Linear protein level phylogenetic trees comparing five protein segments from EEHV5 and EEHV6 with their orthologues in EEHV1, EEHV2, and other key herpesviruses. The diagrams present linear Bayesian maximum likelihood phylogenetic dendrograms at the amino acid level for a set of representative proteins from the prototype EEHV5A, EEHV5B, and EEHV6 genomes, as well as up to five other orthologues from EEHV1A, EEHV1B, and EEHV2 (proposed Deltaherpesvirinae [δ]). These are compared to matching segments of orthologous gene loci from selected herpesviruses representative of the Alphaherpesvirinae (α), Gammaherpesvirinae (γ), or Betaherpesvirinae (β) subfamilies. Bootstrap values are shown as percentages. The final protein segment sizes used were as follows for panels a to e: (a) U48.5(TK), thymidine kinase, 244 aa, with turtle herpesvirus (TurtleHV) used as the outgroup; (b) U27(PPF), polymerase processivity factor, 110 aa, with MDV used as the outgroup; (c) U39(gB), glycoprotein B, 727 aa, including only the Betaherpesvirinae as references with EBV used as the outgroup; (d) U82(gL), glycoprotein L, 85 aa, with only Betaherpesvirinae included as references and EBV used as the outgroup; (e) U81(UDG), uracil DNA glycosylase, 252 aa, with only Roseolovirus species used for reference and HHV7 used as the outgroup.
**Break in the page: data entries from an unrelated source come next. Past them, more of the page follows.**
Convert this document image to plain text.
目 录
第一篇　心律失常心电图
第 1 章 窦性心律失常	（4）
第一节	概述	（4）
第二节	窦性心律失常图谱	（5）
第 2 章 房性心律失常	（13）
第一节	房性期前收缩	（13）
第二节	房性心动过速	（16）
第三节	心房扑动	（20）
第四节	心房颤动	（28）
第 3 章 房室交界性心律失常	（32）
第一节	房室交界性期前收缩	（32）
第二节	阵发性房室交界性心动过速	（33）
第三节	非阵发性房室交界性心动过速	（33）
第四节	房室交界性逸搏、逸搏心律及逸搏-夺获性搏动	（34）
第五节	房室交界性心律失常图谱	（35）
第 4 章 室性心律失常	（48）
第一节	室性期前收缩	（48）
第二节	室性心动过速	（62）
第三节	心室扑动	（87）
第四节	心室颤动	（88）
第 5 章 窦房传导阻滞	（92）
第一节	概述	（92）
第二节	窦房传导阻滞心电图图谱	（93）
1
Comparison of EEHV POL protein divergence levels with great ape plus New World and Old World primate versions within the alpha-, beta-, and gammaherpesvirus subfamilies. The diagram shows a linear distance-based Bayesian phylogenetic tree dendrogram at the amino acid level for each of the eight prototype EEHV genomes (proposed Deltaherpesvirinae [δ]) across the largest segment of U38(POL) in common (1,080 bp, Kimba equivalent coordinates 77,783 to 78,863). To allow direct comparisons of estimated ages of divergence (see the text), these are compared with matching segments of orthologous gene loci from selected primate herpesviruses representative of just the Simplexvirus (Alphaherpesvirinae [α]), Lymphocryptovirus genus (Gammaherpesvirinae [γ]), and Cytomegalovirus (Betaherpesvirinae [β]) genera. Human VZV (Varicellovirus genus) was used as the outgroup. The evolutionary history was inferred by using the maximum likelihood method based on the Kimura two-parameter model with initial trees for the heuristic model obtained by applying the neighbor-joining method. The tree is drawn to scale, with branch lengths measured in the number of substitutions per site. Evolutionary analyses were conducted in MEGA5. Bootstrap values are shown as percentages.

Clustal alignment illustrating variability patterns among the intact glycoprotein L (gL) and uracil DNA glycosylase (UDG) proteins from distinct types of EEHV genomes. Clustal-W presentations comparing the predicted primary amino acid sequence alignments of the prototypes of all six available types and subtypes of AT-rich branch Proboscivirus genomes compared to their closest orthologues in either all Betaherpesvirinae or in just the Roseolovirus genus. GenBank accession numbers for the EEHV proteins and betaherpesvirus reference species used are given in the supplemental material. (a) U82(gL), glycoprotein L, intact proteins; (b) U81(UDG), uracil DNA glycosylase, intact proteins. Positions with 100% similarity are boxed. Gaps introduced to maximize alignment are indicated by hyphens.